Includes release information from the Army Corps of Engineers and the Office of Congressman Jon Runyan.
In April, the Army Corps of Engineers (ACOE) updated their project report for building a dune system along the 14 mile stretch of the barrier island in Ocean County from Point Pleasant Beach south to Island Beach State Park. The initial report, completed in 2003, was approved in 2007, long before Hurricane Sandy, but Sandy’s arrival and destruction put the project back in the spotlight.
The study investigated flood and coastal storm damage affects with a view toward reducing impacts from coastal erosion and storms. The recommended plan calls for construction of a beach fill with a berm and dune along the study area oceanfront utilizing sand from an offshore borrow source and periodic nourishment for a period of 50 years. Initial fill requirements would be about 10 million cubic yards, with periodic nourishment at four-year intervals with about one million cubic yards placed.
Prior to Hurricane Sandy, the project remained unfunded nearly ten years after the initial report was conducted.
The beach replenishment project is estimated to carry a price tag of roughly $85,000,000, but is still awaiting implementation guidance and any necessary investigation to determine if the project will be eligible and funded, the ACEOC said in the report.
Local coastal communities have been struggling with an important required component of this project, securing property easements which would provide the Army Corps of Engineers with legal access rights to build the dune system on privately owned properties along the oceanfront.
In Toms River, Mayor Thomas Kelaher said the town would continue to publicly name those individuals and entities refusing to sign the easements.
“The refusal to sign is a total disservice to the people who live on the barrier island,” Mayor Kelaher said last month. “The failure to build dunes is a threat to other residents who want to rehabilitate their homes.
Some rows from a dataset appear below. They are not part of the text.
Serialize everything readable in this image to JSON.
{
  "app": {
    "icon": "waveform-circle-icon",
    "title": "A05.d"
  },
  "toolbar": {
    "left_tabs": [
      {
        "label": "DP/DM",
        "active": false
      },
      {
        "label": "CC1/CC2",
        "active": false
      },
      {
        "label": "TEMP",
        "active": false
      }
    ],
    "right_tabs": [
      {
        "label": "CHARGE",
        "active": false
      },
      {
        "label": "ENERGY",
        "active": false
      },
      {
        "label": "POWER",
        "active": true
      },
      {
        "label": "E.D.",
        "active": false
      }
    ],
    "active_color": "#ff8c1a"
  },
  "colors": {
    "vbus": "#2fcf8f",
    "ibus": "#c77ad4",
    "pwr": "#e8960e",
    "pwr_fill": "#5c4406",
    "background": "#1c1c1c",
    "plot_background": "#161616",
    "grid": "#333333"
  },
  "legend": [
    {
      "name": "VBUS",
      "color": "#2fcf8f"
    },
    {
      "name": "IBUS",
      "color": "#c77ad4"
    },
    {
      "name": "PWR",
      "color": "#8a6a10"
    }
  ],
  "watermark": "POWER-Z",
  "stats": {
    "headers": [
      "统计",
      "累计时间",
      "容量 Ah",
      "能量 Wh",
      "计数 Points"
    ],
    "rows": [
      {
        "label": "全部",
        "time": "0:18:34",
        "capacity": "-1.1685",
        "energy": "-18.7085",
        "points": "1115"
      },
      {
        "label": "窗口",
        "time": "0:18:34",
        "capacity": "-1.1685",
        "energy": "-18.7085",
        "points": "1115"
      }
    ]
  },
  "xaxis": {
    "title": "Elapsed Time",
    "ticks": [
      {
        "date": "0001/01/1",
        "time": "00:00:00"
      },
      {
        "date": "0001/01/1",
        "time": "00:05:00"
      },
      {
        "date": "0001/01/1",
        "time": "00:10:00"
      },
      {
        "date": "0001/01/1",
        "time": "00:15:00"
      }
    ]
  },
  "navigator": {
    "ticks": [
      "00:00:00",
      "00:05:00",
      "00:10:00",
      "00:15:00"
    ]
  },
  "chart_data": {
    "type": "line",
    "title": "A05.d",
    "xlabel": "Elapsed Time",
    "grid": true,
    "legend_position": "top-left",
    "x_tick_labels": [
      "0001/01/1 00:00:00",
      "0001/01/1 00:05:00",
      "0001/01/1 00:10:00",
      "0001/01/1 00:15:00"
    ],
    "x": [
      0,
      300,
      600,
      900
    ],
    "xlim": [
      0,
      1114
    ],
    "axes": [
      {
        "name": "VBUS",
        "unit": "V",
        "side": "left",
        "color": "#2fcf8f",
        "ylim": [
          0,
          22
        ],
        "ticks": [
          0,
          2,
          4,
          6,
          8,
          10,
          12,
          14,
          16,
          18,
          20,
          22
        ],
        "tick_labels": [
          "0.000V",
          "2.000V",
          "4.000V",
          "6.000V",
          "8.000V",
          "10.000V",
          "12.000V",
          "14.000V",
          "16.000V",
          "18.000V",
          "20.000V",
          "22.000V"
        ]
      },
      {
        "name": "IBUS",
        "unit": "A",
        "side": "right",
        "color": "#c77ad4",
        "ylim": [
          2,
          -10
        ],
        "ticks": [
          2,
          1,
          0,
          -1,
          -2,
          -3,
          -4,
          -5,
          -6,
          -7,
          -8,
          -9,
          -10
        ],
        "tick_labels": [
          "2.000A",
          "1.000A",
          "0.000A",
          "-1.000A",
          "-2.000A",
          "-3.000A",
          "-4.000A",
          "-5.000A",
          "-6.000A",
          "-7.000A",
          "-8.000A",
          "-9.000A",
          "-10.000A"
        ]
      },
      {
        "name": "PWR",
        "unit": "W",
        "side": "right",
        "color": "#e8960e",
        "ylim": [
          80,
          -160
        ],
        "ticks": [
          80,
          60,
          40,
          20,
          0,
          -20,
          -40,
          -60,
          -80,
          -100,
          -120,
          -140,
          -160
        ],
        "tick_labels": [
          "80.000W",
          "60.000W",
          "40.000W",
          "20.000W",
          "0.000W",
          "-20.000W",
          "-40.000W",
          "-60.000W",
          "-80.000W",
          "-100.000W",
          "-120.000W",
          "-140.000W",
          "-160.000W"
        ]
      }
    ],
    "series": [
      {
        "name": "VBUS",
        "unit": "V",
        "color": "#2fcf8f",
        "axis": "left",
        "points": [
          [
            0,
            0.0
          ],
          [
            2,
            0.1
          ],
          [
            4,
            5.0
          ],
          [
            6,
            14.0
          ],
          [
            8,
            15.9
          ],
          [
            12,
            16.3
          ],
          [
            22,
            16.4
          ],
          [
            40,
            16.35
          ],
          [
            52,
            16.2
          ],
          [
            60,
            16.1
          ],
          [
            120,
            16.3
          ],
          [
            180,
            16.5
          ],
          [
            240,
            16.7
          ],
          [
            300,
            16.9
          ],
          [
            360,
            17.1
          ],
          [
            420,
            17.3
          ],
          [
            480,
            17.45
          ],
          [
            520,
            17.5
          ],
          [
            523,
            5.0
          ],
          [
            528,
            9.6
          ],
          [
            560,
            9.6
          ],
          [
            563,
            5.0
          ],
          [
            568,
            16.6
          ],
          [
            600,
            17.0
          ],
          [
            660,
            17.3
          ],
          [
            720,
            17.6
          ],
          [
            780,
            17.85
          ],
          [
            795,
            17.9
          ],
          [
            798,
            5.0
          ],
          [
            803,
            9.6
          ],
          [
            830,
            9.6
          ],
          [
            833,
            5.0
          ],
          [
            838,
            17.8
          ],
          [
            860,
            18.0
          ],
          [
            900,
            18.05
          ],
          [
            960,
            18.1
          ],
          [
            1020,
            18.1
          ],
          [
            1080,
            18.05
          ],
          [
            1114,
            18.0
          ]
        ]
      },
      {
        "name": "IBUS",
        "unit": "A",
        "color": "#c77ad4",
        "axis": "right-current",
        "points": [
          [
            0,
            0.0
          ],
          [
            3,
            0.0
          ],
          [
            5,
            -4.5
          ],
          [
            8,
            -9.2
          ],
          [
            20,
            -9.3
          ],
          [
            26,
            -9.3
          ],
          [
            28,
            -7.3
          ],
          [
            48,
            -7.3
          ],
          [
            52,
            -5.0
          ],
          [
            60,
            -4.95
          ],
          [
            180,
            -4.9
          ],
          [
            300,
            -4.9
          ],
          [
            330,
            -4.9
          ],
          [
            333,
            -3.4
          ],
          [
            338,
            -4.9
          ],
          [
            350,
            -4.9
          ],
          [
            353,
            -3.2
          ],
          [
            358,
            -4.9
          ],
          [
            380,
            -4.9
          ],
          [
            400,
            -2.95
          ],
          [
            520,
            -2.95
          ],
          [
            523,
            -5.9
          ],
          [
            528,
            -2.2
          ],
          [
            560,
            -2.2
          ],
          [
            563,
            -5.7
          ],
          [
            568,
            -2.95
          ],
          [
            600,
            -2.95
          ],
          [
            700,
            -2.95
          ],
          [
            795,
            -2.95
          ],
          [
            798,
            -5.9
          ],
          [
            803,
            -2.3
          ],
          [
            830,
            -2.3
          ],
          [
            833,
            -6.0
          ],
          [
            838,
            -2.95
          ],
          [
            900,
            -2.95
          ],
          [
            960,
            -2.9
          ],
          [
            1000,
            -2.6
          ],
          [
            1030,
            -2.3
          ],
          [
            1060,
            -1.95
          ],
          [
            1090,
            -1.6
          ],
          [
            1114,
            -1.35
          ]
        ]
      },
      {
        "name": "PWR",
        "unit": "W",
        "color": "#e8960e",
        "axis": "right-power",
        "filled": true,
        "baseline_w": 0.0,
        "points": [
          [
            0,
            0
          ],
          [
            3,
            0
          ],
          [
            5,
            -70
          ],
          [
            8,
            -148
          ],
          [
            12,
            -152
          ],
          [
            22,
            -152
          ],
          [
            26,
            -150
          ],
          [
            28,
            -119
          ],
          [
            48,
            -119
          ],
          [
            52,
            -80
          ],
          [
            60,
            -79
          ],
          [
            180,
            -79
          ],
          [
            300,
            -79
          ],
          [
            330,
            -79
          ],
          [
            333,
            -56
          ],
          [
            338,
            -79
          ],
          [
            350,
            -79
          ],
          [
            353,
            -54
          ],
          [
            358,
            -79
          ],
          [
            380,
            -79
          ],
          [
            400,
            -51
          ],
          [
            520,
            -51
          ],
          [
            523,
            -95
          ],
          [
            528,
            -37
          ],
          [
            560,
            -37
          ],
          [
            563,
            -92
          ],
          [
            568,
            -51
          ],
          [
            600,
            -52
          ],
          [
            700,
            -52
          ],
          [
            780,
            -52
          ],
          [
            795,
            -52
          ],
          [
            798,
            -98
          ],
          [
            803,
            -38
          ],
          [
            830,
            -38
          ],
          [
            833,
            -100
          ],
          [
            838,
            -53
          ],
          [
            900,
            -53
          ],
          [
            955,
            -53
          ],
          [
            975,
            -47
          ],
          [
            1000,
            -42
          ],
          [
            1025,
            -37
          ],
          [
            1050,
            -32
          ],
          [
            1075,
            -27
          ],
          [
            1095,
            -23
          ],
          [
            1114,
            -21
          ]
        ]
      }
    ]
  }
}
I’ve already spoken to the Governor and we’re determined to take all necessary steps to enable the USACE to proceed with their project.”
“The next steps toward initial construction once adequate funding is received is to initiate and complete the Limited Reevaluation Report; develop, approve and execute the Project Partnership Agreement; acquire the necessary real estate; complete plans and specifications; and advertise and award the construction contract,” the Army Corps of Engineers stated in the report.
“Between October 27 & 30, 2012, Sandy significantly damaged the New Jersey coast from Sandy Hook to Cape May and up the Delaware Bay,” the report continued. “This project was hit especially hard with a breach in Mantoloking and significant damage to Seaside Heights, Mantoloking, Ortley Beach, Lavallette and Seaside Park. Significant damage also occurred to piers, boardwalks, and amusements, residential and commercial properties. The current initial construction costs need to be reviewed based on the storm.”
Congressman Jon Runyan applauded the Army Corps of Engineers for their plan to include the Manasquan Inlet to Barnegat Inlet Shore Protection project in its newly released report to Congress.
“I am pleased that the Army Corps of Engineers understood how badly towns like Seaside Heights, Mantoloking, Lavallette, and Normandy Beach need this project constructed to prevent damage from potential future storms,” stated Runyan.